Run the following SetRootPolicy command to specify an address that contains a custom prefix for a bucket:
jindo admin -setRootPolicy oss://<bucket_name>.<dls_endpoint>/ hdfs://<your_ns_name>/
The following items describe the parameters of the SetRootPolicy command:
<bucket_name>: Specify the name of the bucket for which OSS-HDFS is enabled.
<dls_endpoint>: Specify the endpoint of the region in which OSS-HDFS is enabled.

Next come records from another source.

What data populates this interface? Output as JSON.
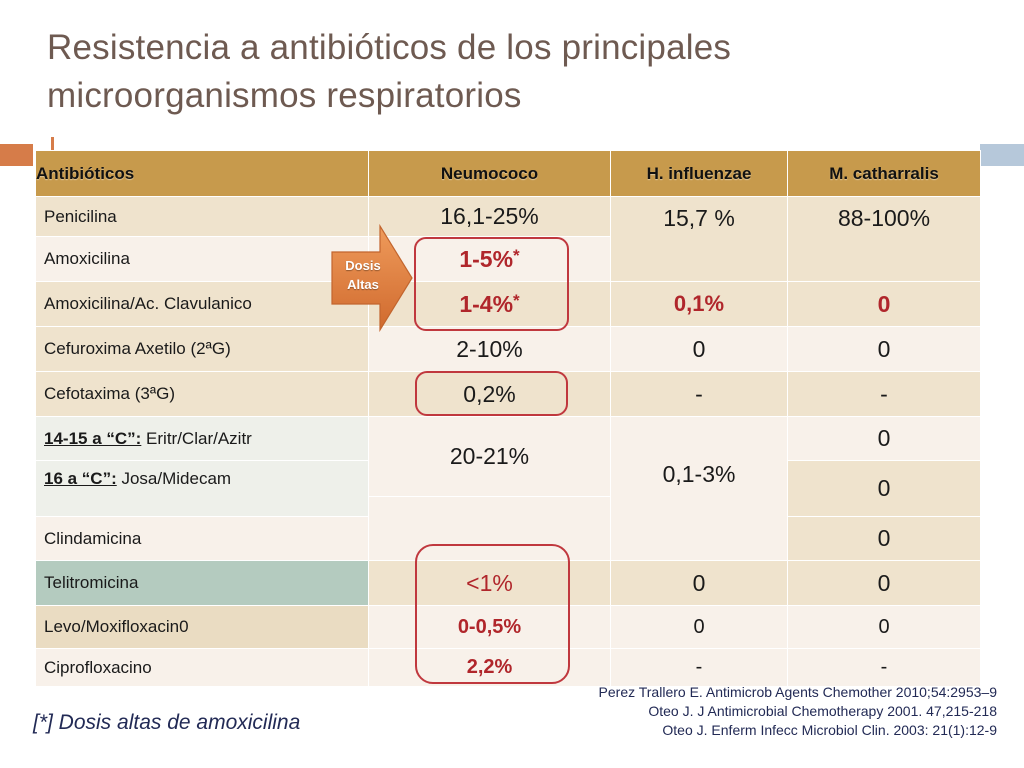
{
  "title": {
    "line1": "Resistencia a antibióticos de los principales",
    "line2": "microorganismos respiratorios"
  },
  "table": {
    "headers": [
      "Antibióticos",
      "Neumococo",
      "H. influenzae",
      "M. catharralis"
    ],
    "rows": {
      "penicilina": {
        "name": "Penicilina",
        "neumococo": "16,1-25%",
        "hinfluenzae": "15,7 %",
        "mcatarrhalis": "88-100%"
      },
      "amoxicilina": {
        "name": "Amoxicilina",
        "neumococo": "1-5%",
        "neumococo_mark": "*"
      },
      "amoxiclav": {
        "name": "Amoxicilina/Ac. Clavulanico",
        "neumococo": "1-4%",
        "neumococo_mark": "*",
        "hinfluenzae": "0,1%",
        "mcatarrhalis": "0"
      },
      "cefuroxima": {
        "name": "Cefuroxima Axetilo (2ªG)",
        "neumococo": "2-10%",
        "hinfluenzae": "0",
        "mcatarrhalis": "0"
      },
      "cefotaxima": {
        "name": "Cefotaxima (3ªG)",
        "neumococo": "0,2%",
        "hinfluenzae": "-",
        "mcatarrhalis": "-"
      },
      "macrolidos14": {
        "prefix": "14-15 a “C”:",
        "name": " Eritr/Clar/Azitr",
        "mcatarrhalis": "0"
      },
      "macrolidos16": {
        "prefix": "16 a “C”:",
        "name": " Josa/Midecam",
        "mcatarrhalis": "0"
      },
      "macrolidos_shared": {
        "neumococo": "20-21%",
        "hinfluenzae": "0,1-3%"
      },
      "clindamicina": {
        "name": "Clindamicina",
        "mcatarrhalis": "0"
      },
      "telitromicina": {
        "name": "Telitromicina",
        "neumococo": "<1%",
        "hinfluenzae": "0",
        "mcatarrhalis": "0"
      },
      "levo": {
        "name": "Levo/Moxifloxacin0",
        "neumococo": "0-0,5%",
        "hinfluenzae": "0",
        "mcatarrhalis": "0"
      },
      "cipro": {
        "name": "Ciprofloxacino",
        "neumococo": "2,2%",
        "hinfluenzae": "-",
        "mcatarrhalis": "-"
      }
    }
  },
  "callout": {
    "line1": "Dosis",
    "line2": "Altas"
  },
  "footnote": "[*]  Dosis altas de amoxicilina",
  "references": [
    "Perez Trallero E. Antimicrob Agents Chemother 2010;54:2953–9",
    "Oteo J.  J Antimicrobial Chemotherapy 2001. 47,215-218",
    "Oteo J. Enferm Infecc Microbiol Clin. 2003: 21(1):12-9"
  ],
  "colors": {
    "title": "#6e5a51",
    "header": "#c79a4c",
    "row_odd": "#efe3cd",
    "row_even": "#f8f1ea",
    "highlight_red": "#b0262b",
    "arrow_orange": "#e2864a",
    "text_navy": "#222a55"
  }
}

Example:
cn-hangzhou.oss-dls.aliyuncs.com
.If you do not want to repeatedly add the <dls_endpoint> parameter to the SetRootPolicy command each time you run a RootPolicy command, you can use one of the following methods to add configuration items to the
core-site.xml
file of Hadoop:Method 1:
<configuration> <property> <name>fs.oss.endpoint</name> <value><dls_endpoint></value> </property> </configuration>
Method 2:
<configuration> <property> <name>fs.oss.bucket.<bucket_name>.endpoint</name> <value><dls_endpoint></value> </property> </configuration>
After the preceding configuration is complete, the preceding command can be simplified into the following format:
jindo admin -setRootPolicy oss://<bucket_name>/ hdfs://<your_ns_name>/
<your_ns_name>: Specify the custom nsname that is used to access OSS-HDFS. A non-empty string is supported, such as
test
. The current version supports only the root directory.

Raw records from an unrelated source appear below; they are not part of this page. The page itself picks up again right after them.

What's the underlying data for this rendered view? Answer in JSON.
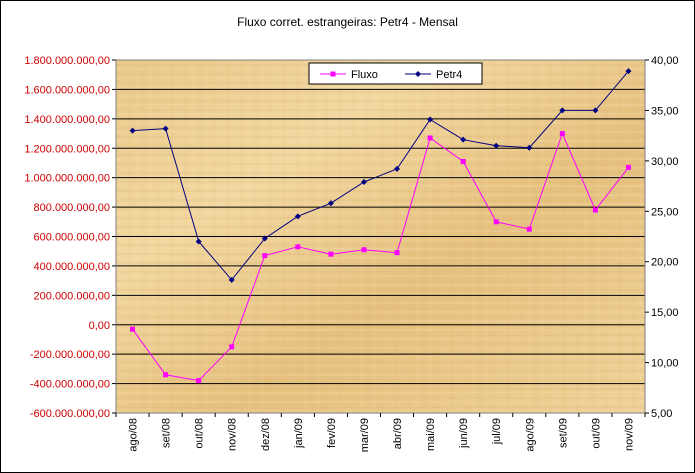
{
  "chart_data": {
    "type": "line",
    "title": "Fluxo corret. estrangeiras: Petr4 - Mensal",
    "categories": [
      "ago/08",
      "set/08",
      "out/08",
      "nov/08",
      "dez/08",
      "jan/09",
      "fev/09",
      "mar/09",
      "abr/09",
      "mai/09",
      "jun/09",
      "jul/09",
      "ago/09",
      "set/09",
      "out/09",
      "nov/09"
    ],
    "y_left": {
      "ylim": [
        -600000000,
        1800000000
      ],
      "ticks": [
        1800000000,
        1600000000,
        1400000000,
        1200000000,
        1000000000,
        800000000,
        600000000,
        400000000,
        200000000,
        0,
        -200000000,
        -400000000,
        -600000000
      ],
      "tick_labels": [
        "1.800.000.000,00",
        "1.600.000.000,00",
        "1.400.000.000,00",
        "1.200.000.000,00",
        "1.000.000.000,00",
        "800.000.000,00",
        "600.000.000,00",
        "400.000.000,00",
        "200.000.000,00",
        "0,00",
        "-200.000.000,00",
        "-400.000.000,00",
        "-600.000.000,00"
      ],
      "tick_color": "#cc0000"
    },
    "y_right": {
      "ylim": [
        5,
        40
      ],
      "ticks": [
        40,
        35,
        30,
        25,
        20,
        15,
        10,
        5
      ],
      "tick_labels": [
        "40,00",
        "35,00",
        "30,00",
        "25,00",
        "20,00",
        "15,00",
        "10,00",
        "5,00"
      ]
    },
    "series": [
      {
        "name": "Fluxo",
        "axis": "left",
        "color": "#ff00ff",
        "marker": "square",
        "values": [
          -30000000,
          -340000000,
          -380000000,
          -150000000,
          470000000,
          530000000,
          480000000,
          510000000,
          490000000,
          1270000000,
          1110000000,
          700000000,
          650000000,
          1300000000,
          780000000,
          1070000000
        ]
      },
      {
        "name": "Petr4",
        "axis": "right",
        "color": "#000080",
        "marker": "diamond",
        "values": [
          33.0,
          33.2,
          22.0,
          18.2,
          22.3,
          24.5,
          25.8,
          27.9,
          29.2,
          34.1,
          32.1,
          31.5,
          31.3,
          35.0,
          35.0,
          38.9
        ]
      }
    ],
    "grid": true,
    "legend": "top-center",
    "background": "papyrus"
  }
}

Configure Access Policy discovery address and Scheme implementation class.
Run the following command to check whether RootPolicy is successfully configured:
hadoop fs -ls hdfs://<your_ns_name>/
If the following results are returned, RootPolicy is successfully configured:
drwxr-x--x - hdfs hadoop 0 2023-01-05 12:27 hdfs://<your_ns_name>/apps drwxrwxrwx - spark hadoop 0 2023-01-05 12:27 hdfs://<your_ns_name>/spark-history drwxrwxrwx - hdfs hadoop 0 2023-01-05 12:27 hdfs://<your_ns_name>/tmp drwxrwxrwx - hdfs hadoop 0 2023-01-05 12:27 hdfs://<your_ns_name>/user
Use a custom prefix to access OSS-HDFS.
After you restart services such as Hive and Spark, you can access OSS-HDFS by using a custom prefix.

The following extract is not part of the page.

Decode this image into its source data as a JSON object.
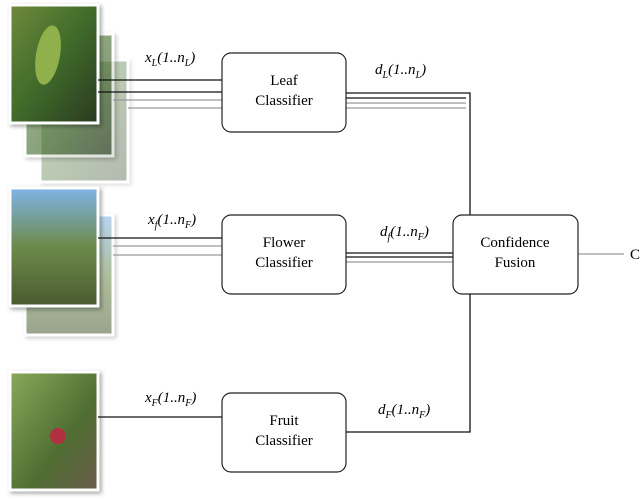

(Optional) Use RootPolicy for other purposes.
List all addresses that contain a custom prefix specified for a bucket
Run the following listAccessPolicies command to list all registered prefix addresses of a specific bucket:
jindo admin -listAccessPolicies oss://<bucket_name>.<dls_endpoint>/
Delete all registered prefix addresses of a specific bucket
Run the following unsetRootPolicy command to delete all registered prefix addresses of a specified bucket:
jindo admin -unsetRootPolicy oss://<bucket_name>.<dls_endpoint>/ hdfs://<your_ns_name>/
You must configure the following parameters in the core-site.xml file of Hadoop:
<configuration>
<property>
<name>fs.accessPolicies.discovery</name>
<value>oss://<bucket_name>.<dls_endpoint>/</value>
</property>
<property>
<name>fs.AbstractFileSystem.hdfs.impl</name>
<value>com.aliyun.jindodata.hdfs.HDFS</value>
</property>
<property>
<name>fs.hdfs.impl</name>
<value>com.aliyun.jindodata.hdfs.JindoHdfsFileSystem</value>
</property>
</configuration>
If you want to configure Access Policy discovery addresses and Scheme implementation classes for multiple buckets, separate the buckets with commas (,
).